Lecture at UCI: Slavoj Zizek on the Public Use of Reason

This past Friday I went down to the University of California Irvine to hear Slavoj Zizek lecture. It was really great and he was very entertaining. Here are some notes that my buddy Harris Bechtol, M.A. Philosophy from Loyola Marymount, took during the lecture.

1) Zizek's favorite theologian: G.K. Chesterton (he said this verbatim)

2) Christ's death on the cross is not an act of salvation, but the death of the ideology that Someone is in control and pulling all the disparate strings together--the death of the global perspective or heavenly perspective in Job. In other words, it marks the death of the cosmic perspective [sub specie aeterni]. In this regard, the death of Christ was the ultimate giving of freedom to su to take control of our lives.

3) The Holy Spirit is simply the believing community, which means that it is the first candidate/manifestation/model for the communist party

4) His paradigm for examining the volcano eruption in Iceland, the oil spill off of Louisiana shore, healthcare reform in the US:
       -Traumatic/horrific experience ("the real")
       -3 idiots exchanging their ideas ("the symbolic/comedic")

5) He is playing off of Immanuel Kant's use of the phrase "the public use of reason" in so far as Zizek agrees that this use of reason is a withdrawing from your private community to engage as a single individual with other single individualities. We don't wpeak for our community in this public use of reason. Zizek did admit that we are grounded in our communities, but we can speak as a non-rep of these communities through the public use of reason. We need something similar to this, says Zizek, in striving for a shared universal truth. However, Zizek's use of universal here is not Kantian, which in this regard Zizek departs from Kant, because he is not saying we need an abstract, interestless, and universal (in the Kantian sense of inherently or essential a part of the structural makeup of the human mind) use of reason, but opening the space for the outcasts to share their reason and ideas. [In this regard, universal seems to indicate an openness to many and myriad different voices and ideas.]
       -Zizek also calls this "political reason"—it is not Rawlsian or naively universal as Kant sought, but has the outcasts as its limit case. Thus, not a neutral, rational         universality.
       -Zizek follows Hegel in this use of reason because Hegel regarded the people who are not normally part of the public scene as the standard of universality.
       -Thus, that which is not part of the community is the universal standard.

6) Zizek said that the university and the learning going on in universities should not be ivory-tower-like, but should have social use. In light of his understanding of universality, he the university is absolutely crucial for an open space or a venue for the public use of reason. The university is a [the?] site of the public use of reason.

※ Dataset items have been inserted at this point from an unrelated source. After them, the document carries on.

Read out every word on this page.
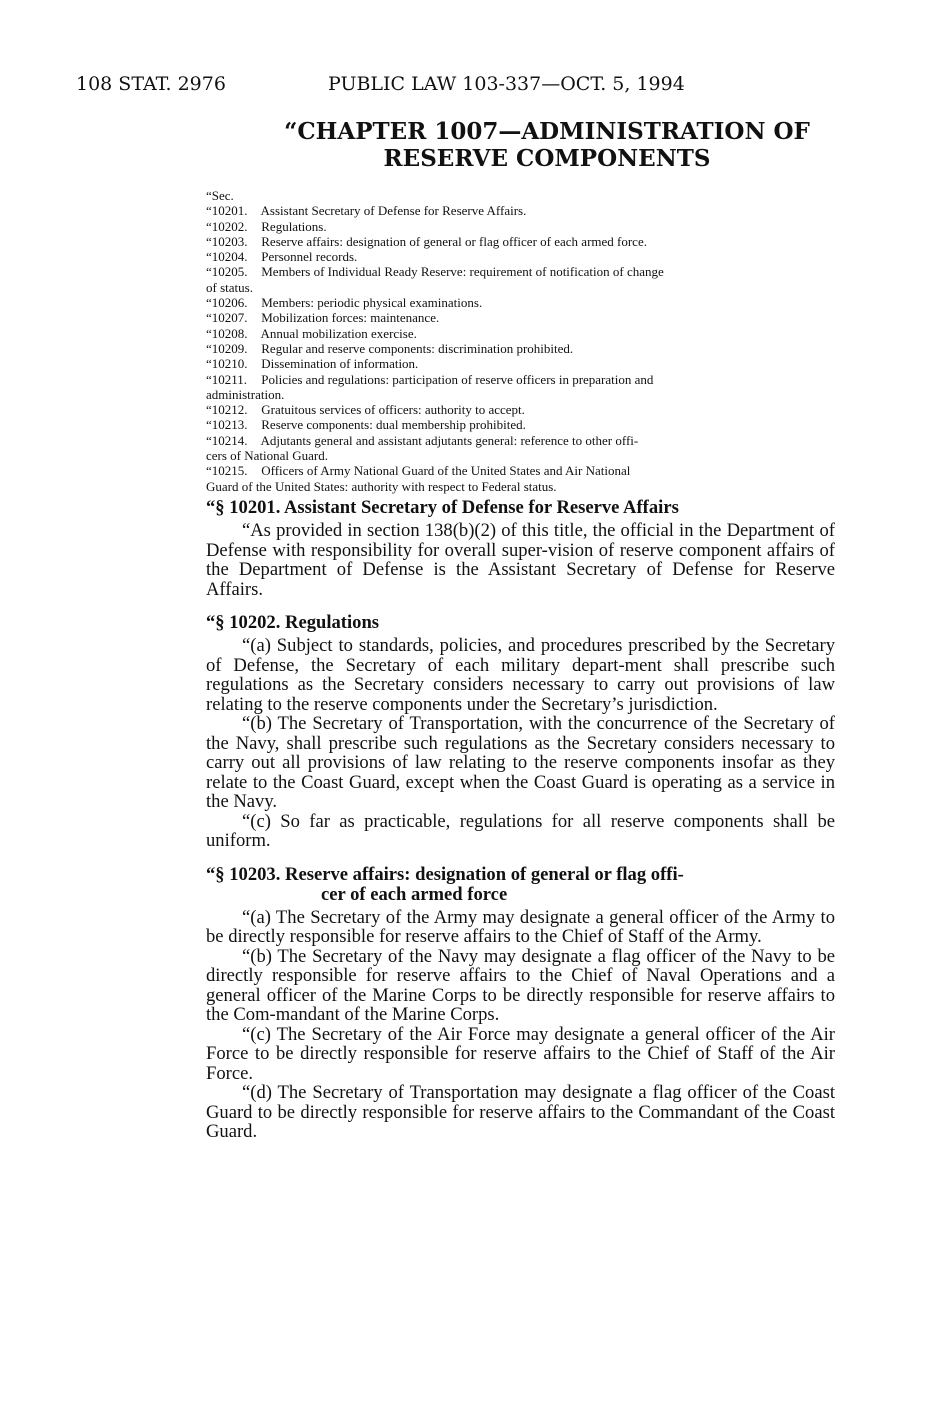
108 STAT. 2976	PUBLIC LAW 103-337—OCT. 5, 1994
“CHAPTER 1007—ADMINISTRATION OF
RESERVE COMPONENTS

“Sec.

“10201. Assistant Secretary of Defense for Reserve Affairs.
“10202. Regulations.
“10203. Reserve affairs: designation of general or flag officer of each armed force.
“10204. Personnel records.
“10205. Members of Individual Ready Reserve: requirement of notification of change
of status.
“10206. Members: periodic physical examinations.
“10207. Mobilization forces: maintenance.
“10208. Annual mobilization exercise.
“10209. Regular and reserve components: discrimination prohibited.
“10210. Dissemination of information.
“10211. Policies and regulations: participation of reserve officers in preparation and
administration.
“10212. Gratuitous services of officers: authority to accept.
“10213. Reserve components: dual membership prohibited.
“10214. Adjutants general and assistant adjutants general: reference to other offi-
cers of National Guard.
“10215. Officers of Army National Guard of the United States and Air National
Guard of the United States: authority with respect to Federal status.
“§ 10201. Assistant Secretary of Defense for Reserve Affairs

“As provided in section 138(b)(2) of this title, the official in the Department of Defense with responsibility for overall super-vision of reserve component affairs of the Department of Defense is the Assistant Secretary of Defense for Reserve Affairs.

“§ 10202. Regulations

“(a) Subject to standards, policies, and procedures prescribed by the Secretary of Defense, the Secretary of each military depart-ment shall prescribe such regulations as the Secretary considers necessary to carry out provisions of law relating to the reserve components under the Secretary’s jurisdiction.

“(b) The Secretary of Transportation, with the concurrence of the Secretary of the Navy, shall prescribe such regulations as the Secretary considers necessary to carry out all provisions of law relating to the reserve components insofar as they relate to the Coast Guard, except when the Coast Guard is operating as a service in the Navy.

“(c) So far as practicable, regulations for all reserve components shall be uniform.

“§ 10203. Reserve affairs: designation of general or flag offi-
cer of each armed force

“(a) The Secretary of the Army may designate a general officer of the Army to be directly responsible for reserve affairs to the Chief of Staff of the Army.

“(b) The Secretary of the Navy may designate a flag officer of the Navy to be directly responsible for reserve affairs to the Chief of Naval Operations and a general officer of the Marine Corps to be directly responsible for reserve affairs to the Com-mandant of the Marine Corps.

“(c) The Secretary of the Air Force may designate a general officer of the Air Force to be directly responsible for reserve affairs to the Chief of Staff of the Air Force.

“(d) The Secretary of Transportation may designate a flag officer of the Coast Guard to be directly responsible for reserve affairs to the Commandant of the Coast Guard.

7) Democracy without a public use of reason is meaningless. However, Zizek sees in China [I think] a development in capitalism that does not demand a democracy.

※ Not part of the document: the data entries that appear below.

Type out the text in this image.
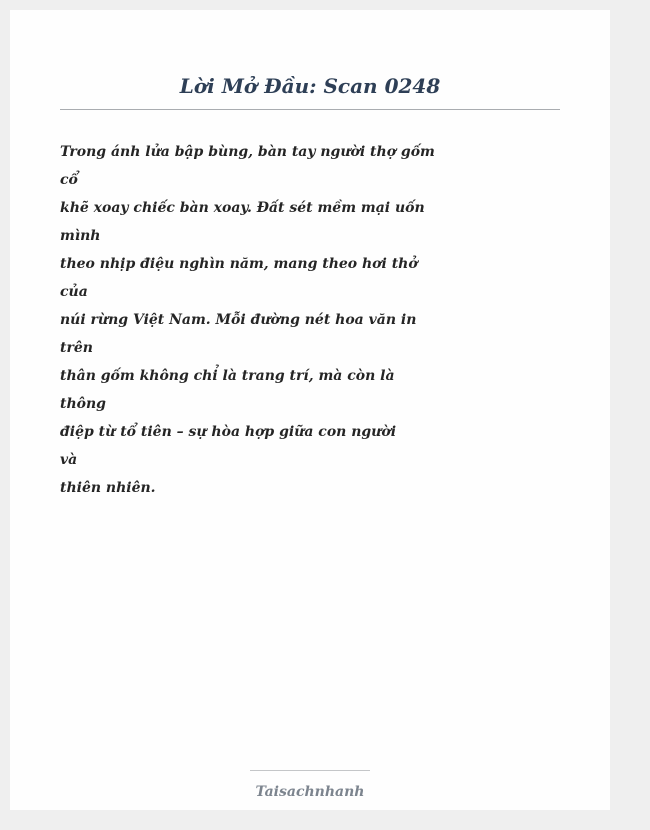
Lời Mở Đầu: Scan 0248
Trong ánh lửa bập bùng, bàn tay người thợ gốm
cổ
khẽ xoay chiếc bàn xoay. Đất sét mềm mại uốn
mình
theo nhịp điệu nghìn năm, mang theo hơi thở
của
núi rừng Việt Nam. Mỗi đường nét hoa văn in
trên
thân gốm không chỉ là trang trí, mà còn là
thông
điệp từ tổ tiên – sự hòa hợp giữa con người
và
thiên nhiên.
Taisachnhanh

One of my profs at Loyola said that Zizek is not doing philosophy, and I have been wondering why he said this about Zizek. However, I may know one reason: in response to a ridiculous question ("How do you live with yourself?") Zizek said, "I don't believe in the self." He believes he is simply a machine to do theory and everything else is extraneous "bull shit." In so far as he does not see theory and philosophy as connected with a Socratic kind of coming to know the self, then he is not a philosopher in my books. I wonder, though, whether his response to this person's question was meant to be taken tongue-in-cheek. Zizek said two or three times in his response that he is being dead serious, but I kind of wonder if he wasn't. Who knows.